Dealing with Data

Sometimes collecting, cleaning, and organizing data is the most difficult part of a project. I have substantial experience in all of these areas and would love to help you efficiently carry out these tasks for your project!

 

Data Cleaning

  • I strongly believe that decisions made to transform ‘raw’ data into ‘clean’ data should be transparent, reproducible, and easy to modify. To do this effectively, I strongly recommend the use of R to implement data cleaning. I provide reproducible R code with every project so the details of the data cleaning can be understood, reproduced, and tweaked if necessary.
  • I also recommend R because it has the capacity to handle much bigger datasets than is feasible in programs like Excel or STATA. R is especially useful for cleaning messy, text-intensive datasets.
  • My background in ‘text as data’ has helped me become an expert at converting messy, unstructured data into organized, structured, and useful datasets using R.

 

Web Scraping

  • I have substantial experience scraping internet sources to collect and organize data. In past projects, I have scraped resources such as State Department reports, diplomatic cables, and basketball statistics.
  • I am very familiar with the usage of APIs to retrieve large amounts of data. In previous projects, I have deployed APIs to access international event data and historical embassy data.

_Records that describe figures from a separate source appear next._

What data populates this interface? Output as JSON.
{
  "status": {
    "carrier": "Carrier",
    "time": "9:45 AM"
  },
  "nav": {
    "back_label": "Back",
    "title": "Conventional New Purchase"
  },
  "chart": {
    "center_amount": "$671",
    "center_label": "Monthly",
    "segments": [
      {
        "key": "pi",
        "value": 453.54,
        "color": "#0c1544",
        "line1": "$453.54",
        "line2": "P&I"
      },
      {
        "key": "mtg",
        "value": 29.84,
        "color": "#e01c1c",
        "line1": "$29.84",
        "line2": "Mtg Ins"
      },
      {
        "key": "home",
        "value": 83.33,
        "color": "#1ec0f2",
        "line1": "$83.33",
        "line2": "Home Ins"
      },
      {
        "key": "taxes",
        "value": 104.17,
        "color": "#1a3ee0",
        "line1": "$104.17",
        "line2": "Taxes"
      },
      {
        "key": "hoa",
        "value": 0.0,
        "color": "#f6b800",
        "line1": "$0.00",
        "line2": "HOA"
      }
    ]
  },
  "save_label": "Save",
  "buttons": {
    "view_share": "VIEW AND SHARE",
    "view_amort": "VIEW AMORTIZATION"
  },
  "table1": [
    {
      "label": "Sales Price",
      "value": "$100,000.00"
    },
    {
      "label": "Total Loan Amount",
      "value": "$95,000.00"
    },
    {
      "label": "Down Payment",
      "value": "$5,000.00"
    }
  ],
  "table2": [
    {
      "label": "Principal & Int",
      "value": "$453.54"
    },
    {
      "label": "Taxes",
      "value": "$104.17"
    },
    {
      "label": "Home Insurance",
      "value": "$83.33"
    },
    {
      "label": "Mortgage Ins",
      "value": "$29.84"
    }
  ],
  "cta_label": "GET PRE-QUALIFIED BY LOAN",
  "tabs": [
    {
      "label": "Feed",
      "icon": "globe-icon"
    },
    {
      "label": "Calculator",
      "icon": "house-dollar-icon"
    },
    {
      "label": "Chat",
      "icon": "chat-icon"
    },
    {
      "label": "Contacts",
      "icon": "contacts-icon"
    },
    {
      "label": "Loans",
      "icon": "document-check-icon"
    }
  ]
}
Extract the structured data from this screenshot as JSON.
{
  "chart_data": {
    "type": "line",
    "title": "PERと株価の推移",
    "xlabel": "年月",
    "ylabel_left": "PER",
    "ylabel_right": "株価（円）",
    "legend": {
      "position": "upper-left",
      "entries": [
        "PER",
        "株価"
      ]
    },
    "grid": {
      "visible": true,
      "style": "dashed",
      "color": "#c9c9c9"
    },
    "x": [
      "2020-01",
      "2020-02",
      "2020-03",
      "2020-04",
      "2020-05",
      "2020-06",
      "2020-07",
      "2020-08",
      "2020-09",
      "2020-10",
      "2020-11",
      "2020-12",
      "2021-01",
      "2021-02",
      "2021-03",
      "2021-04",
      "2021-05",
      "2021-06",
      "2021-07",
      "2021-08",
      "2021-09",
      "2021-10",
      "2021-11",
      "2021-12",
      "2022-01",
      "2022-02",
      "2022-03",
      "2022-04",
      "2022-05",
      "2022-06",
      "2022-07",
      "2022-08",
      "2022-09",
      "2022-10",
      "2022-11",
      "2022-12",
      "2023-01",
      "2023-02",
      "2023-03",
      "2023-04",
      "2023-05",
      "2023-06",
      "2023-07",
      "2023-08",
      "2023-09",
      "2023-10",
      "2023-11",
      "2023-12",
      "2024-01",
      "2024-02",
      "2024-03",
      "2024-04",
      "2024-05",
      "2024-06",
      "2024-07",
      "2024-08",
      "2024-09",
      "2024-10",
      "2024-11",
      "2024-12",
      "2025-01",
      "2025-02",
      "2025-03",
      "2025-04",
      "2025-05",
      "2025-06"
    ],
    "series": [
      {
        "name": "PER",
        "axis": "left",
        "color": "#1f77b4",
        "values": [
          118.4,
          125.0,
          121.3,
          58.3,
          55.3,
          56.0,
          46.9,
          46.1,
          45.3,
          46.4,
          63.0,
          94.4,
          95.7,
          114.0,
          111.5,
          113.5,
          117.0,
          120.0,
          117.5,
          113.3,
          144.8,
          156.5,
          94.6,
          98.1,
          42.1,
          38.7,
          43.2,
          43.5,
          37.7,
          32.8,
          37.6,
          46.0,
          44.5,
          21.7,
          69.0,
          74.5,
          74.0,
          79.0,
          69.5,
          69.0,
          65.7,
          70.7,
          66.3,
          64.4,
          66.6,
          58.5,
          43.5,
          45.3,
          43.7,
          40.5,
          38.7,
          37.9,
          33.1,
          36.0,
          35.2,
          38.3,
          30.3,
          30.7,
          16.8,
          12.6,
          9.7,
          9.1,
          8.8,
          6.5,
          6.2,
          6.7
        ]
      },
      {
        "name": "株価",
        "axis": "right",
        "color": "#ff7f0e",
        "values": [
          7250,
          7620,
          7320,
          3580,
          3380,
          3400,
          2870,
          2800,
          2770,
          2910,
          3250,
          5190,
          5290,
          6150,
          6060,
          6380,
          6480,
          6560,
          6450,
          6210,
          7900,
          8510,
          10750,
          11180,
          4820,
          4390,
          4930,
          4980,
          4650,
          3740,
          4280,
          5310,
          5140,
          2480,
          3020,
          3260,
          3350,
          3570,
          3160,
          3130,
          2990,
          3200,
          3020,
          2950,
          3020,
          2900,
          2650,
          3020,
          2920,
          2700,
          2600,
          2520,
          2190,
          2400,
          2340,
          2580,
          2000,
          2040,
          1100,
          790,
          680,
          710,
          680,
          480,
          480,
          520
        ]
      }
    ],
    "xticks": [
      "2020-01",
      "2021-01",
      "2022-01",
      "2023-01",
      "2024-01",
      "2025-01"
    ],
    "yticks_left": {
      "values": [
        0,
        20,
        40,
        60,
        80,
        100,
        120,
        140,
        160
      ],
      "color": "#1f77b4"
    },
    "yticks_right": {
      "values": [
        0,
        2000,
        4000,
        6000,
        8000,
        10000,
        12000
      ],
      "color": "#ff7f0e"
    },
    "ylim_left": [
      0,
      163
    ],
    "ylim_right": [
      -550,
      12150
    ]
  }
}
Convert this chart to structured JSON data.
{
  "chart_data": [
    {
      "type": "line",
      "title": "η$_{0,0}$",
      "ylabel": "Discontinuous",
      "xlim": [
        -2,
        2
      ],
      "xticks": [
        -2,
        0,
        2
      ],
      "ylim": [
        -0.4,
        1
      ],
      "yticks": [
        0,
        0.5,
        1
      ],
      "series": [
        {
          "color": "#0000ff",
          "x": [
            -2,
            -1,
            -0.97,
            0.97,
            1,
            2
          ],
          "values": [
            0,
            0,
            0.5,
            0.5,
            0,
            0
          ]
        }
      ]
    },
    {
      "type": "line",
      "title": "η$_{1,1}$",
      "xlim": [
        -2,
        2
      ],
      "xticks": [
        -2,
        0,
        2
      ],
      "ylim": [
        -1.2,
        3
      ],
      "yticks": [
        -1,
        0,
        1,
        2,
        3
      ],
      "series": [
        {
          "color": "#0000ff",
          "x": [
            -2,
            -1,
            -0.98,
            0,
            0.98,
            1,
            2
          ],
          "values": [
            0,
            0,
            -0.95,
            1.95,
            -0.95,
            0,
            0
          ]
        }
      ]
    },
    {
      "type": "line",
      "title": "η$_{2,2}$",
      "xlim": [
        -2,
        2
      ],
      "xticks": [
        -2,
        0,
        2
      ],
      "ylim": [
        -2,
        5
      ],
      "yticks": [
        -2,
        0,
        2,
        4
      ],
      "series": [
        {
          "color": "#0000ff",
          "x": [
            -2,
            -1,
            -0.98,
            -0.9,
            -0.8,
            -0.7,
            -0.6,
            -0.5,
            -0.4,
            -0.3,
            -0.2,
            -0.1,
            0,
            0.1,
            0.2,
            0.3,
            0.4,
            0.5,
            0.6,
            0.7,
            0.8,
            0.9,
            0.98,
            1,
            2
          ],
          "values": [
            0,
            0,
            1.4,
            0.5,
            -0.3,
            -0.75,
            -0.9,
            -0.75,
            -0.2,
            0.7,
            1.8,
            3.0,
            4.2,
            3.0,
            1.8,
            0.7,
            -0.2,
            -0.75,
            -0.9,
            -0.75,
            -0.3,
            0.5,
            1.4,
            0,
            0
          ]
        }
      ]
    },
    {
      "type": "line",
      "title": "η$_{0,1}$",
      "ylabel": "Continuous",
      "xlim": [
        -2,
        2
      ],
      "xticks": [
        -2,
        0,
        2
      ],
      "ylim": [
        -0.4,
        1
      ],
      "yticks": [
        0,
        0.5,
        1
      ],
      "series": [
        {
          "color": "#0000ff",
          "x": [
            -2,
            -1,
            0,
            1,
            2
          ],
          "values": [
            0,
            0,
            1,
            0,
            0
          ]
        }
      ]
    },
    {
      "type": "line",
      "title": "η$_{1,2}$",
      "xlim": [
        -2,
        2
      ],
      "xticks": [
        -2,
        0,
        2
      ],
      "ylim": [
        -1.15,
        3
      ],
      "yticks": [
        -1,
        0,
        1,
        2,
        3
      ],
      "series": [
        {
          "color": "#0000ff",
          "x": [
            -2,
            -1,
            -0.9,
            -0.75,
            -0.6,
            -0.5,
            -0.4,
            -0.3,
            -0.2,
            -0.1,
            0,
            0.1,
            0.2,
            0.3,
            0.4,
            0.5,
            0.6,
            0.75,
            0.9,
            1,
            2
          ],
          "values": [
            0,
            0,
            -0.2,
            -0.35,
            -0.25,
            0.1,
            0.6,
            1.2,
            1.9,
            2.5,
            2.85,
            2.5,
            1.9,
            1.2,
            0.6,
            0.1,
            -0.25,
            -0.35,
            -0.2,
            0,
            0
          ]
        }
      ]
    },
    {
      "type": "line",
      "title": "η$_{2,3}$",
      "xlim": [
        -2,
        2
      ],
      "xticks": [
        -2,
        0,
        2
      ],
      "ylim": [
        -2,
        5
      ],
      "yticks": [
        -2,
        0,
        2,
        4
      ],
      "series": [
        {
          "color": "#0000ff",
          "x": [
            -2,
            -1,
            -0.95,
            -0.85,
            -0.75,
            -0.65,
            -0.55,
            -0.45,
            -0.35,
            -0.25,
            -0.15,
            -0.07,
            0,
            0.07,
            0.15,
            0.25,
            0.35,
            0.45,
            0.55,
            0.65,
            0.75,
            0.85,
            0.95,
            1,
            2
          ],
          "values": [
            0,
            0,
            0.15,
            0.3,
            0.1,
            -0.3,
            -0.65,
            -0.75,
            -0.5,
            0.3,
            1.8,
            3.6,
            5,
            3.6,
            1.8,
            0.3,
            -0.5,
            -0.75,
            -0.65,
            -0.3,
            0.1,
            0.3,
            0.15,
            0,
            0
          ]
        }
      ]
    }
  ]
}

I have also used APIs to utilize online machine-learned tools for automated content analysis.
  • I have created R scripts using RSelenium to access online data sources, such as vital statistics data sources, from the command line, which helps reduce the need to spend hours making manual queries.
  • I have used R to geocode and create a map of addresses indicating the service population for a social service program in the Memphis area.